Goal: ship the smallest focused product that creates real usage evidence without compounding AI-generated technical debt.

Before implementation, require:

- MVP scope document.
- Architecture constraints and non-goals.
- Critical user journey.
- Data/security assumptions.
- Test strategy and rollback path.

Exit only when there is genuine product-market-fit evidence, such as retention, revenue, referral, or repeated usage from a specific group.
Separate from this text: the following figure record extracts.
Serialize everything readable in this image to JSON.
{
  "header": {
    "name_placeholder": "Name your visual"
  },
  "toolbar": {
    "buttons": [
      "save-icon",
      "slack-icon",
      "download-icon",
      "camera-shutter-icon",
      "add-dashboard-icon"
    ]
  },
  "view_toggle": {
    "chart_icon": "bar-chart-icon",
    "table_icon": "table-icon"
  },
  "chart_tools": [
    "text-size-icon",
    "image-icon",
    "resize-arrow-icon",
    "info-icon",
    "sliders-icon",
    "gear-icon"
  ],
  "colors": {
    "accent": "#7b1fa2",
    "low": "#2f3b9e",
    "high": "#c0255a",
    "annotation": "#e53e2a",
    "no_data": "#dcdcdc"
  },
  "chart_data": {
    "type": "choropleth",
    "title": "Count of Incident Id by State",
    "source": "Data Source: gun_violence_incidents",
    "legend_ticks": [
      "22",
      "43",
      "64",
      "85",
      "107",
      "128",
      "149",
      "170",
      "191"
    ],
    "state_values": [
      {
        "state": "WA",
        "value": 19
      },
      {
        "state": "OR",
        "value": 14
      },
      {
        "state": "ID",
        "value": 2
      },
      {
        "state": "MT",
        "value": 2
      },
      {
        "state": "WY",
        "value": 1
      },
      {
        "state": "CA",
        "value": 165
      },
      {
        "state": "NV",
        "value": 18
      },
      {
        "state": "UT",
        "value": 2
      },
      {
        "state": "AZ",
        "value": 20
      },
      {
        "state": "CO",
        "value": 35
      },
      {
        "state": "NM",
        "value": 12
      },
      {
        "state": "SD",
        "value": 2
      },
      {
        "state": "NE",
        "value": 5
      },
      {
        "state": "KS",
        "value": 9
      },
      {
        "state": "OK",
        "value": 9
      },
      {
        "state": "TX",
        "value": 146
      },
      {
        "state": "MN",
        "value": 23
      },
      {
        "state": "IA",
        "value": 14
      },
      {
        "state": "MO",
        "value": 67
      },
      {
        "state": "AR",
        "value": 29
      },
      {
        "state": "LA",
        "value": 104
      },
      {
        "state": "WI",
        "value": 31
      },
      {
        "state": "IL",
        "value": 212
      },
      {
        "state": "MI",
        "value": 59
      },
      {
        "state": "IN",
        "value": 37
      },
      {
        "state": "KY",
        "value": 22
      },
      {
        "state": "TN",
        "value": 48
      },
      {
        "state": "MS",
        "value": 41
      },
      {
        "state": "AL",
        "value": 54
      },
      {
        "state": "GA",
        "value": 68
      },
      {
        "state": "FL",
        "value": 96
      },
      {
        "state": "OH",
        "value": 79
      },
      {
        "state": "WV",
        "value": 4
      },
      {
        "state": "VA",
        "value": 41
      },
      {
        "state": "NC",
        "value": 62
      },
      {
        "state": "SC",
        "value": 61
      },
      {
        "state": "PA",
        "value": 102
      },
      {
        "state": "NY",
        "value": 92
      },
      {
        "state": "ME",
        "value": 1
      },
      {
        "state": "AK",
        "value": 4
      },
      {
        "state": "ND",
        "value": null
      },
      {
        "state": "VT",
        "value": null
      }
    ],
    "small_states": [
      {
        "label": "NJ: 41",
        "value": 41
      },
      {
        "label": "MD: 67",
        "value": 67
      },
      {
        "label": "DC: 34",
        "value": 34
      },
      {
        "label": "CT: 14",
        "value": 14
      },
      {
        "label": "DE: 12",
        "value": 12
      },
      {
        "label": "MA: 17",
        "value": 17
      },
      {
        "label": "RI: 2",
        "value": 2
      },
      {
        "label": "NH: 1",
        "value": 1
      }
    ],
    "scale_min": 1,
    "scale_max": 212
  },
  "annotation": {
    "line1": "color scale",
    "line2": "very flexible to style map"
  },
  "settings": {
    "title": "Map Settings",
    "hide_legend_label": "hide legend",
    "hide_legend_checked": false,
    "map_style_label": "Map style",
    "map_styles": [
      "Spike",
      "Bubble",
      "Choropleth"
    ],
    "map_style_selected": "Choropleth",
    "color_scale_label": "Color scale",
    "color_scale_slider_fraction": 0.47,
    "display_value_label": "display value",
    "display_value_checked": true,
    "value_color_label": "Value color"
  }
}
Early launch spikes, friends, press, investor intros, and novelty do not count by themselves.

Guardrails:

- Reject zero-friction scope creep. Add only what tests the core value proposition.
- Do a first-pass security review before real users or real data touch the system.
- Document technical debt intentionally with owner, risk, and payoff trigger.
- Prefer narrow vertical slices over broad feature inventory.

### 3. Launch Stage

Goal: turn early traction into a repeatable business and remove founder bottlenecks.

Check for:

- Repeatable acquisition channels with measurable CAC, LTV, and payback assumptions.
- Production readiness: reliability, observability, security, compliance, and support.
- Operational tasks the founder still personally remembers, formats, routes, or approves.
- Technical debt that starts to break under production workload.

Default outputs:

- Launch readiness audit.
- Technical debt and test-coverage plan.
- Founder bottleneck inventory.
- Agentic workflow candidates for support, triage, reporting, sprint planning, and customer feedback.

### 4. Scale Stage

Goal: make growth, operations, and technical systems auditable, transferable, and enterprise-ready.

Check for:

- Documented institutional knowledge that no longer lives only in the founder's head.
- Mature GTM motion beyond founder-led selling.
- Support playbooks, SLAs, incident response, monitoring, and customer-facing docs.
- Compliance, finance, legal, hiring, and procurement workflows.
- A defensible moat from product depth, integrations, data, and workflows.

Default outputs:

- Scale operating-system map.
- Enterprise-readiness checklist.
- GTM function plan.
- Delegation matrix: founder-only, human-owned, agent-assisted, fully automated.

## Planning Template

Use this for non-trivial founder work:

```text
STAGE: Idea | MVP | Launch | Scale
GOAL: one sentence
CURRENT EVIDENCE: verified signals only
ASSUMPTIONS: explicit unknowns
FAILURE MODES: premature build, false PMF, scope creep, debt, security, founder bottleneck
NEXT TEST: smallest evidence-producing action
OUTPUT: doc, prototype, report, workflow, code change, or dashboard
VERIFICATION: customer evidence, metric, test, review, smoke check, or security check
ROLLBACK: how to undo or stop the experiment
```

## Anti-Patterns

- Building before the problem is validated.
- Treating an attractive prototype as product-market fit.
- Adding features because Codex can build them quickly.
- Shipping AI-generated code without scope, architecture, tests, or security review.
- Letting founder-only context stay undocumented.
- Automating decisions that still require founder judgment or customer empathy.

## Handoff Shape

End with:

- Stage classification and confidence.
- What evidence exists and what is still assumed.
- The next smallest test or build slice.
- Risks and explicit stop conditions.
- Verification performed or still needed.